Chronique

Reks
R.E.K.S. (Rhythmatic Eternal King Supreme)

Showoff Records - 2011

Début 2010, on vous parlait de In Between the Lines, mixtape de Reks censée annoncer la sortie imminente d’un album au titre pompeux, R.E.K.S. (Rhythmatic Eternal King Supreme). Finalement, c’est en mars 2011 que l’opus a fini par arriver. Le Bostonien a même eu l’occasion, entre temps, de sortir un second volume de In Between the Lines. Alors, cette longue attente s’est-elle avérée bénéfique ? L’enjeu est en tout cas simple pour Reks : sortir un troisième album solide en quatre ans après Grey Hairs (2008) et More Grey Hairs (2009), et s’imposer un peu plus comme une valeur sûre du rap de la côte est.
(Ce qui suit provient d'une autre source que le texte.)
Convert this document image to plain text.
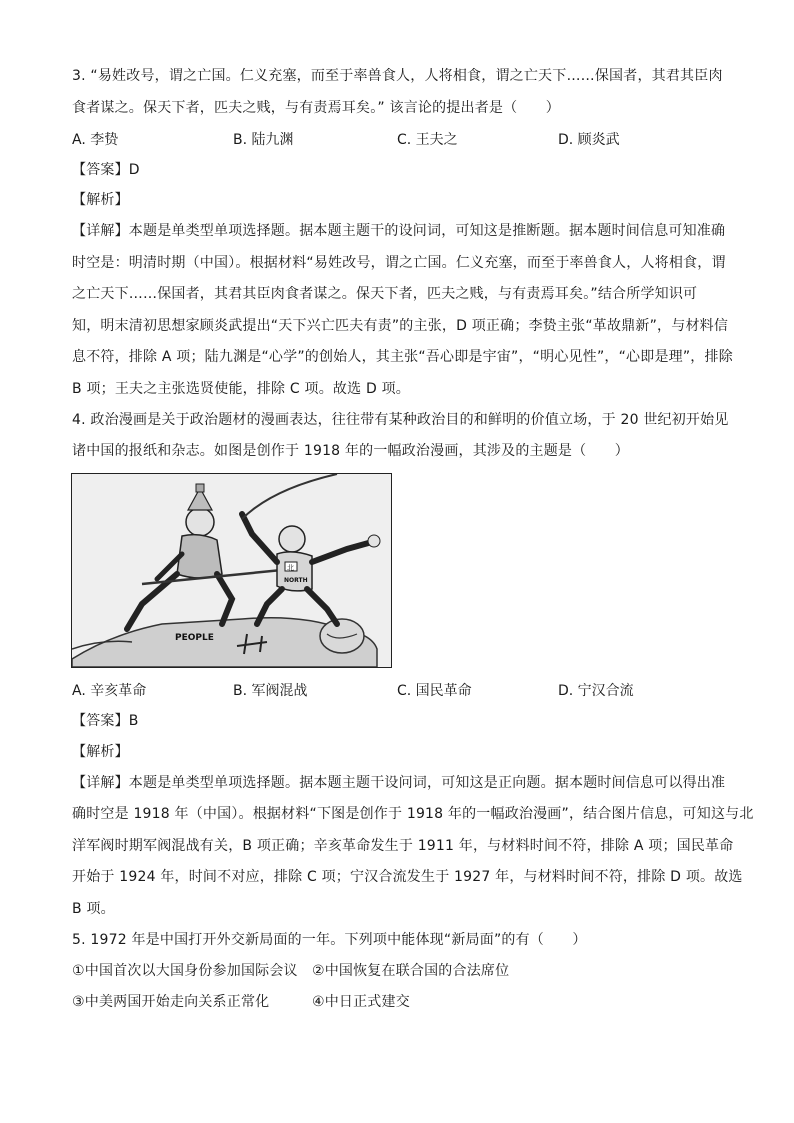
3. “易姓改号，谓之亡国。仁义充塞，而至于率兽食人，人将相食，谓之亡天下……保国者，其君其臣肉
食者谋之。保天下者，匹夫之贱，与有责焉耳矣。” 该言论的提出者是（　　）
A. 李贽	B. 陆九渊	C. 王夫之	D. 顾炎武
【答案】D
【解析】
【详解】本题是单类型单项选择题。据本题主题干的设问词，可知这是推断题。据本题时间信息可知准确
时空是：明清时期（中国）。根据材料“易姓改号，谓之亡国。仁义充塞，而至于率兽食人，人将相食，谓
之亡天下……保国者，其君其臣肉食者谋之。保天下者，匹夫之贱，与有责焉耳矣。”结合所学知识可
知，明末清初思想家顾炎武提出“天下兴亡匹夫有责”的主张，D 项正确；李贽主张“革故鼎新”，与材料信
息不符，排除 A 项；陆九渊是“心学”的创始人，其主张“吾心即是宇宙”，“明心见性”，“心即是理”，排除
B 项；王夫之主张选贤使能，排除 C 项。故选 D 项。
4. 政治漫画是关于政治题材的漫画表达，往往带有某种政治目的和鲜明的价值立场，于 20 世纪初开始见
诸中国的报纸和杂志。如图是创作于 1918 年的一幅政治漫画，其涉及的主题是（　　）
PEOPLE
北
NORTH
A. 辛亥革命	B. 军阀混战	C. 国民革命	D. 宁汉合流
【答案】B
【解析】
【详解】本题是单类型单项选择题。据本题主题干设问词，可知这是正向题。据本题时间信息可以得出准
确时空是 1918 年（中国）。根据材料“下图是创作于 1918 年的一幅政治漫画”，结合图片信息，可知这与北
洋军阀时期军阀混战有关，B 项正确；辛亥革命发生于 1911 年，与材料时间不符，排除 A 项；国民革命
开始于 1924 年，时间不对应，排除 C 项；宁汉合流发生于 1927 年，与材料时间不符，排除 D 项。故选
B 项。
5. 1972 年是中国打开外交新局面的一年。下列项中能体现“新局面”的有（　　）
①中国首次以大国身份参加国际会议　②中国恢复在联合国的合法席位
③中美两国开始走向关系正常化　　　④中日正式建交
A la vue du tracklisting, on constate d’emblée que le MC s’est donné les moyens de ses ambitions. Pour les beats, aux côtés de Statik Selektah, on trouve notamment DJ Premier, Pete Rock, Hi-Tek ou Alchemist. Un casting glorieux s’il en est. Au micro ce n’est pas mal non plus, avec comme invités Styles P, Lil’ Fame et Termanology. Voilà pour le contexte. Et on rentre très vite dans le vif du sujet, avec « 25th Hour », premier morceau de l’album, produit par Primo. La prod est sèche et solennelle, et Reks apparaît décidé et agressif, histoire de bien nous faire comprendre qu’il n’est pas revenu pour rire. Le titre suivant, « Thin Line » enfonce un peu plus le clou, avec un instru menaçant du Soul Brother #1. Un bon one-two punch Chris Martin/Peter Phillips, même en 2011, ça s’avère diablement efficace. Et R.E.K.S. commence fort, très fort. Peut-être trop. Dur d’enchaîner après ça sans baisse de régime.
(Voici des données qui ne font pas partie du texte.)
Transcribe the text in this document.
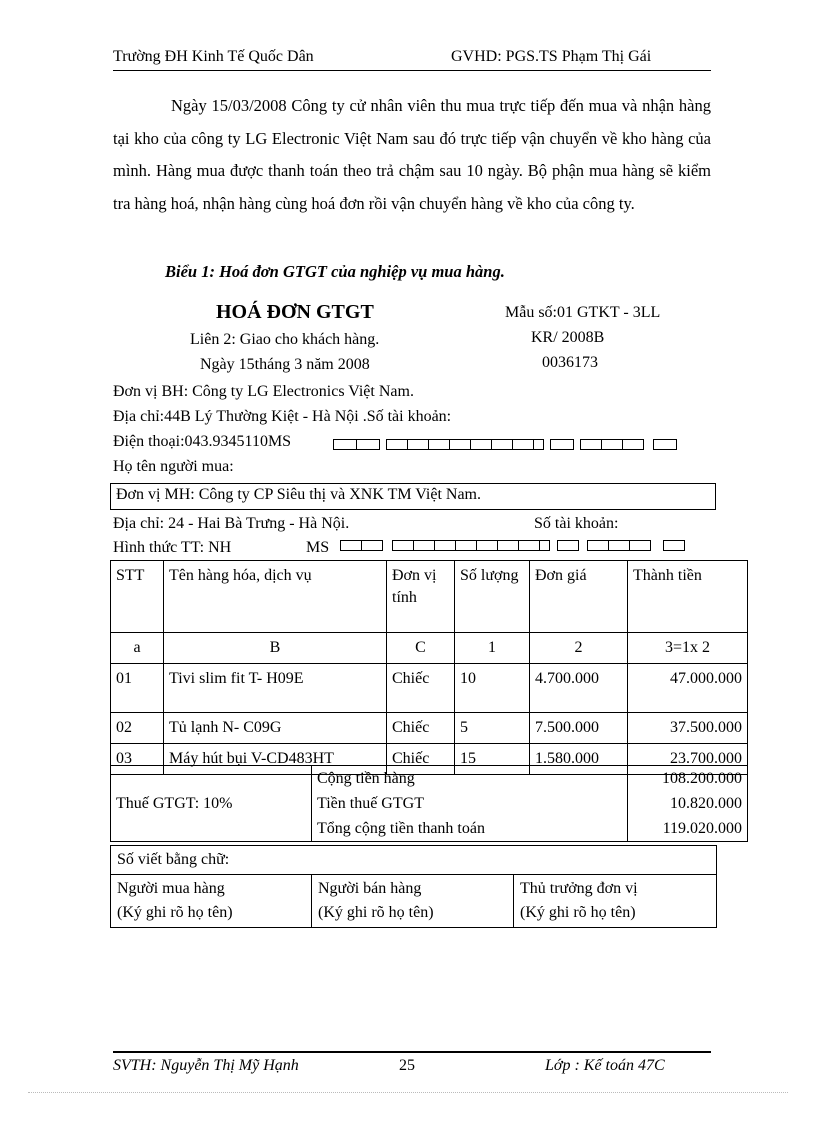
Trường ĐH Kinh Tế Quốc Dân	GVHD: PGS.TS Phạm Thị Gái

Ngày 15/03/2008 Công ty cử nhân viên thu mua trực tiếp đến mua và nhận hàng tại kho của công ty LG Electronic Việt Nam sau đó trực tiếp vận chuyển về kho hàng của mình. Hàng mua được thanh toán theo trả chậm sau 10 ngày. Bộ phận mua hàng sẽ kiểm tra hàng hoá, nhận hàng cùng hoá đơn rồi vận chuyển hàng về kho của công ty.

Biểu 1: Hoá đơn GTGT của nghiệp vụ mua hàng.
HOÁ ĐƠN GTGT
Liên 2: Giao cho khách hàng.
Ngày 15tháng 3 năm 2008
Mẫu số:01 GTKT - 3LL
KR/ 2008B
0036173
Đơn vị BH: Công ty LG Electronics Việt Nam.
Địa chỉ:44B Lý Thường Kiệt - Hà Nội .Số tài khoản:
Điện thoại:043.9345110MS
Họ tên người mua:
Đơn vị MH: Công ty CP Siêu thị và XNK TM Việt Nam.
Địa chỉ: 24 - Hai Bà Trưng - Hà Nội.	Số tài khoản:
Hình thức TT: NH	MS
STT	Tên hàng hóa, dịch vụ	Đơn vị tính	Số lượng	Đơn giá	Thành tiền
a	B	C	1	2	3=1x 2
01	Tivi slim fit T- H09E	Chiếc	10	4.700.000	47.000.000
02	Tủ lạnh N- C09G	Chiếc	5	7.500.000	37.500.000
03	Máy hút bụi V-CD483HT	Chiếc	15	1.580.000	23.700.000
Thuế GTGT: 10%	Cộng tiền hàng	108.200.000
	Tiền thuế GTGT	10.820.000
	Tổng cộng tiền thanh toán	119.020.000
Số viết bằng chữ:

Người mua hàng
(Ký ghi rõ họ tên)

Người bán hàng
(Ký ghi rõ họ tên)

Thủ trưởng đơn vị
(Ký ghi rõ họ tên)
SVTH: Nguyễn Thị Mỹ Hạnh	25	Lớp : Kế toán 47C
Et du coup, ce qui suit parait un peu fade. « Limelight », « Kill’em » et « This or That » manquent quelque peu d’impact pour prolonger ces débuts tonitruants. « Why Cry » met fin à ce petit passage à vide, grâce notamment à la prod vertigineuse d’Alchemist et à la prestation du toujours convaincant Styles P. Malheureusement, c’est une nouvelle légère baisse de niveau qui arrive après, avec des titres toujours convenables, mais auxquels il manque une certaine dimension pour constituer réellement un apport à l’ensemble (« Face Off », « The Wonder Years », « This Is Me »).

Le dernier tiers de l’album est en revanche d’un autre acabit. Le ton se fait plus personnel, l’ambiance plus laid-back et intimiste. Et cela convient visiblement mieux à Reks. Il trouve ici le cadre idéal pour s’illustrer dans son registre, le rap avec les tripes (« The Underdog », « Mascara (The Ugly Truth) »). Le dernier morceau et le bonus track (« Like a Star » et « Self Titled ») offrent une conclusion remarquable, optimiste et lumineuse à l’opus. Et confirment si nécessaire que Statik Selektah peut s’avérer un redoutable beatmaker par moment.

Inévitablement, il y a toujours des temps plus forts que d’autres dans un projet. L’essentiel est de savoir où les placer afin de les mettre en valeur, ainsi que de ne pas regrouper les instants les plus faibles, pour ne pas que l’auditeur ne décroche. De ce point de vue-là, la structure de R.E.K.S. semble ne pas avoir été assez réfléchie. Un départ en boulet de canon, une fin étincelante, et pas grand chose à proposer entre les deux. Alors, certes, en cette époque de dématérialisation de l’industrie du disque, l’album offre d’excellents morceaux, à récupérer pour se faire une version plus concise et homogène de l’opus. C’est peut-être le plus important à l’heure actuelle, et ce qui permettra à Reks de conserver intacte sa réputation de taulier de la scène de Beantown. Mais même si ces titres auront une durée de vie certaine, on ne peut s’empêcher d’être un peu déçu quant à la qualité globale de R.E.K.S.